Las encontró casualmente en una tienda de segunda mano. Aparentemente no tenían nada especial, pero sintió un impulso y no dudó en probárselas. Sus ojos se nublaron, y empezó a marearse. El dueño, que la contemplaba desde el mostrador, le advirtió:
— Tenga cuidado, señorita. Esas gafas son peligrosas.
— Ya veo, ya. Me estoy mareando.
— No, no me refiero a eso. El peligro viene una vez que sus ojos se adapten a ellas. Cuando empiece usted a enfocar de otra manera.
— No veo claro qué me quiere decir —dijo la mujer, extrañada.
— Créame, el mareo inicial es lo de menos en esas gafas —insistió el hombre—. Si lo desea, puede quedárselas. Pruébelas. Son para usted.
Ella se quedó perpleja, seguía sin comprender.
— No se apure. Fíese de mí, y lléveselas. Ya lo entenderá.
No sin cierto recelo, salió con las gafas puestas.
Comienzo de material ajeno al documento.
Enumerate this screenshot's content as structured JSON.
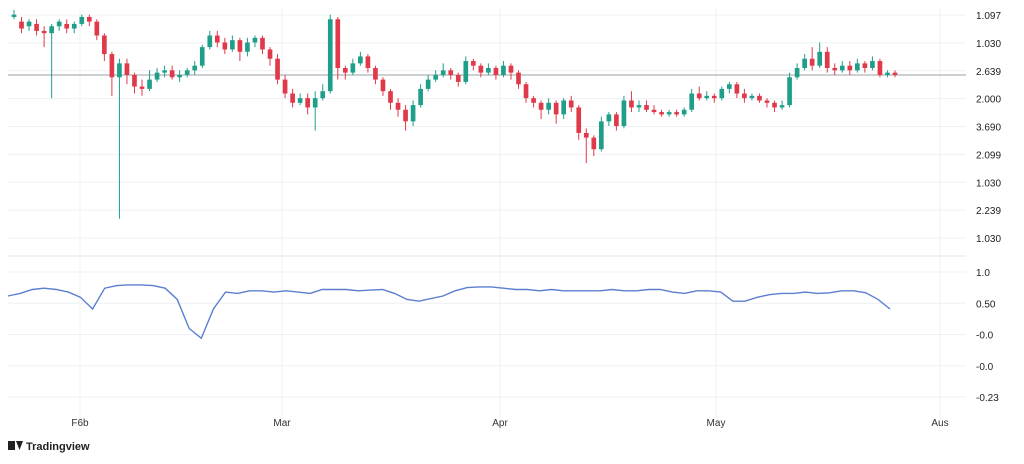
{
  "colors": {
    "up": "#1f9e89",
    "down": "#e0394a",
    "indicator": "#5b7fcf",
    "grid": "#eef0f3",
    "hline": "#9aa0a6"
  },
  "logo": {
    "text": "Tradingview",
    "icon": "tv-logo-icon"
  },
  "chart_data": [
    {
      "type": "candlestick",
      "price_axis_labels": [
        "1.097",
        "1.030",
        "2.639",
        "2.000",
        "3.690",
        "2.099",
        "1.030",
        "2.239",
        "1.030"
      ],
      "x_tick_labels": [
        "F6b",
        "Mar",
        "Apr",
        "May",
        "Aus"
      ],
      "reference_line": 0.72,
      "y_range": [
        0,
        1
      ],
      "candles": [
        [
          0.97,
          0.98,
          1.0,
          0.96
        ],
        [
          0.95,
          0.92,
          0.97,
          0.9
        ],
        [
          0.93,
          0.95,
          0.96,
          0.91
        ],
        [
          0.94,
          0.91,
          0.96,
          0.89
        ],
        [
          0.91,
          0.9,
          0.93,
          0.84
        ],
        [
          0.9,
          0.93,
          0.94,
          0.62
        ],
        [
          0.93,
          0.95,
          0.96,
          0.91
        ],
        [
          0.94,
          0.92,
          0.96,
          0.9
        ],
        [
          0.92,
          0.94,
          0.95,
          0.9
        ],
        [
          0.94,
          0.97,
          0.98,
          0.93
        ],
        [
          0.97,
          0.95,
          0.98,
          0.93
        ],
        [
          0.95,
          0.89,
          0.96,
          0.87
        ],
        [
          0.89,
          0.81,
          0.9,
          0.78
        ],
        [
          0.81,
          0.71,
          0.82,
          0.63
        ],
        [
          0.71,
          0.77,
          0.79,
          0.1
        ],
        [
          0.77,
          0.72,
          0.79,
          0.68
        ],
        [
          0.72,
          0.67,
          0.73,
          0.64
        ],
        [
          0.67,
          0.66,
          0.7,
          0.63
        ],
        [
          0.66,
          0.7,
          0.74,
          0.65
        ],
        [
          0.7,
          0.73,
          0.75,
          0.69
        ],
        [
          0.73,
          0.74,
          0.76,
          0.71
        ],
        [
          0.74,
          0.71,
          0.76,
          0.7
        ],
        [
          0.71,
          0.72,
          0.74,
          0.69
        ],
        [
          0.72,
          0.74,
          0.75,
          0.71
        ],
        [
          0.74,
          0.76,
          0.78,
          0.72
        ],
        [
          0.76,
          0.84,
          0.85,
          0.75
        ],
        [
          0.84,
          0.89,
          0.91,
          0.83
        ],
        [
          0.89,
          0.86,
          0.91,
          0.84
        ],
        [
          0.86,
          0.83,
          0.88,
          0.81
        ],
        [
          0.83,
          0.87,
          0.89,
          0.82
        ],
        [
          0.87,
          0.82,
          0.88,
          0.78
        ],
        [
          0.82,
          0.86,
          0.88,
          0.8
        ],
        [
          0.86,
          0.88,
          0.89,
          0.84
        ],
        [
          0.88,
          0.83,
          0.89,
          0.81
        ],
        [
          0.83,
          0.79,
          0.84,
          0.76
        ],
        [
          0.79,
          0.7,
          0.81,
          0.68
        ],
        [
          0.7,
          0.64,
          0.72,
          0.62
        ],
        [
          0.64,
          0.6,
          0.66,
          0.58
        ],
        [
          0.6,
          0.62,
          0.64,
          0.59
        ],
        [
          0.62,
          0.58,
          0.64,
          0.55
        ],
        [
          0.58,
          0.62,
          0.65,
          0.48
        ],
        [
          0.62,
          0.65,
          0.68,
          0.61
        ],
        [
          0.65,
          0.96,
          0.98,
          0.64
        ],
        [
          0.96,
          0.75,
          0.97,
          0.7
        ],
        [
          0.75,
          0.73,
          0.76,
          0.7
        ],
        [
          0.73,
          0.77,
          0.79,
          0.72
        ],
        [
          0.77,
          0.8,
          0.82,
          0.76
        ],
        [
          0.8,
          0.75,
          0.81,
          0.73
        ],
        [
          0.75,
          0.7,
          0.76,
          0.68
        ],
        [
          0.7,
          0.65,
          0.71,
          0.63
        ],
        [
          0.65,
          0.6,
          0.66,
          0.57
        ],
        [
          0.6,
          0.57,
          0.62,
          0.54
        ],
        [
          0.57,
          0.52,
          0.59,
          0.48
        ],
        [
          0.52,
          0.59,
          0.61,
          0.5
        ],
        [
          0.59,
          0.66,
          0.68,
          0.58
        ],
        [
          0.66,
          0.7,
          0.72,
          0.65
        ],
        [
          0.7,
          0.72,
          0.74,
          0.69
        ],
        [
          0.72,
          0.74,
          0.77,
          0.71
        ],
        [
          0.74,
          0.72,
          0.75,
          0.7
        ],
        [
          0.72,
          0.69,
          0.73,
          0.67
        ],
        [
          0.69,
          0.78,
          0.8,
          0.68
        ],
        [
          0.78,
          0.76,
          0.79,
          0.74
        ],
        [
          0.76,
          0.73,
          0.77,
          0.71
        ],
        [
          0.73,
          0.75,
          0.77,
          0.72
        ],
        [
          0.75,
          0.72,
          0.76,
          0.7
        ],
        [
          0.72,
          0.76,
          0.78,
          0.71
        ],
        [
          0.76,
          0.73,
          0.77,
          0.7
        ],
        [
          0.73,
          0.68,
          0.74,
          0.66
        ],
        [
          0.68,
          0.62,
          0.69,
          0.6
        ],
        [
          0.62,
          0.6,
          0.63,
          0.58
        ],
        [
          0.6,
          0.57,
          0.61,
          0.53
        ],
        [
          0.57,
          0.6,
          0.62,
          0.55
        ],
        [
          0.6,
          0.55,
          0.61,
          0.51
        ],
        [
          0.55,
          0.61,
          0.62,
          0.53
        ],
        [
          0.61,
          0.58,
          0.63,
          0.56
        ],
        [
          0.58,
          0.47,
          0.59,
          0.44
        ],
        [
          0.47,
          0.45,
          0.49,
          0.34
        ],
        [
          0.45,
          0.4,
          0.46,
          0.37
        ],
        [
          0.4,
          0.52,
          0.54,
          0.39
        ],
        [
          0.52,
          0.55,
          0.56,
          0.5
        ],
        [
          0.55,
          0.5,
          0.56,
          0.48
        ],
        [
          0.5,
          0.61,
          0.63,
          0.49
        ],
        [
          0.61,
          0.58,
          0.65,
          0.56
        ],
        [
          0.58,
          0.59,
          0.61,
          0.56
        ],
        [
          0.59,
          0.57,
          0.61,
          0.56
        ],
        [
          0.57,
          0.56,
          0.59,
          0.55
        ],
        [
          0.56,
          0.55,
          0.57,
          0.54
        ],
        [
          0.55,
          0.56,
          0.57,
          0.54
        ],
        [
          0.56,
          0.55,
          0.57,
          0.54
        ],
        [
          0.55,
          0.57,
          0.58,
          0.54
        ],
        [
          0.57,
          0.64,
          0.66,
          0.56
        ],
        [
          0.64,
          0.62,
          0.67,
          0.61
        ],
        [
          0.62,
          0.63,
          0.65,
          0.61
        ],
        [
          0.63,
          0.62,
          0.64,
          0.6
        ],
        [
          0.62,
          0.66,
          0.67,
          0.61
        ],
        [
          0.66,
          0.68,
          0.69,
          0.64
        ],
        [
          0.68,
          0.64,
          0.69,
          0.62
        ],
        [
          0.64,
          0.62,
          0.66,
          0.6
        ],
        [
          0.62,
          0.63,
          0.64,
          0.61
        ],
        [
          0.63,
          0.61,
          0.64,
          0.6
        ],
        [
          0.61,
          0.6,
          0.62,
          0.58
        ],
        [
          0.6,
          0.58,
          0.61,
          0.56
        ],
        [
          0.58,
          0.59,
          0.61,
          0.57
        ],
        [
          0.59,
          0.71,
          0.73,
          0.58
        ],
        [
          0.71,
          0.75,
          0.77,
          0.7
        ],
        [
          0.75,
          0.79,
          0.81,
          0.74
        ],
        [
          0.79,
          0.76,
          0.84,
          0.74
        ],
        [
          0.76,
          0.82,
          0.86,
          0.75
        ],
        [
          0.82,
          0.75,
          0.84,
          0.73
        ],
        [
          0.75,
          0.74,
          0.77,
          0.72
        ],
        [
          0.74,
          0.76,
          0.78,
          0.73
        ],
        [
          0.76,
          0.74,
          0.78,
          0.72
        ],
        [
          0.74,
          0.77,
          0.79,
          0.73
        ],
        [
          0.77,
          0.75,
          0.78,
          0.73
        ],
        [
          0.75,
          0.78,
          0.8,
          0.74
        ],
        [
          0.78,
          0.72,
          0.79,
          0.71
        ],
        [
          0.72,
          0.73,
          0.74,
          0.71
        ],
        [
          0.73,
          0.72,
          0.74,
          0.71
        ]
      ]
    },
    {
      "type": "line",
      "name": "",
      "y_axis_labels": [
        "1.0",
        "0.50",
        "-0.0",
        "-0.0",
        "-0.23"
      ],
      "y_range": [
        -1,
        1
      ],
      "values": [
        0.6,
        0.64,
        0.7,
        0.72,
        0.7,
        0.66,
        0.58,
        0.4,
        0.72,
        0.76,
        0.77,
        0.77,
        0.76,
        0.72,
        0.55,
        0.1,
        -0.05,
        0.4,
        0.66,
        0.64,
        0.68,
        0.68,
        0.66,
        0.68,
        0.66,
        0.64,
        0.7,
        0.7,
        0.7,
        0.68,
        0.69,
        0.7,
        0.64,
        0.55,
        0.52,
        0.56,
        0.6,
        0.68,
        0.73,
        0.74,
        0.74,
        0.72,
        0.7,
        0.7,
        0.68,
        0.7,
        0.68,
        0.68,
        0.68,
        0.68,
        0.7,
        0.68,
        0.68,
        0.7,
        0.7,
        0.66,
        0.64,
        0.68,
        0.68,
        0.66,
        0.52,
        0.52,
        0.58,
        0.62,
        0.64,
        0.64,
        0.66,
        0.64,
        0.65,
        0.68,
        0.68,
        0.65,
        0.55,
        0.4
      ]
    }
  ]
}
Según caminaba, su mirada se iba enfocando, y para su sorpresa, las gafas le hacían fijarse en cada persona. No podía retirarles la mirada. Aquellas lentes enfocaban de otra manera: al mirarlos, era como si sintiera lo que ellos sentían, como si le afectara lo que le ocurría por dentro a cada persona. Y entonces comprendió al señor de la tienda. Esas gafas eran peligrosas.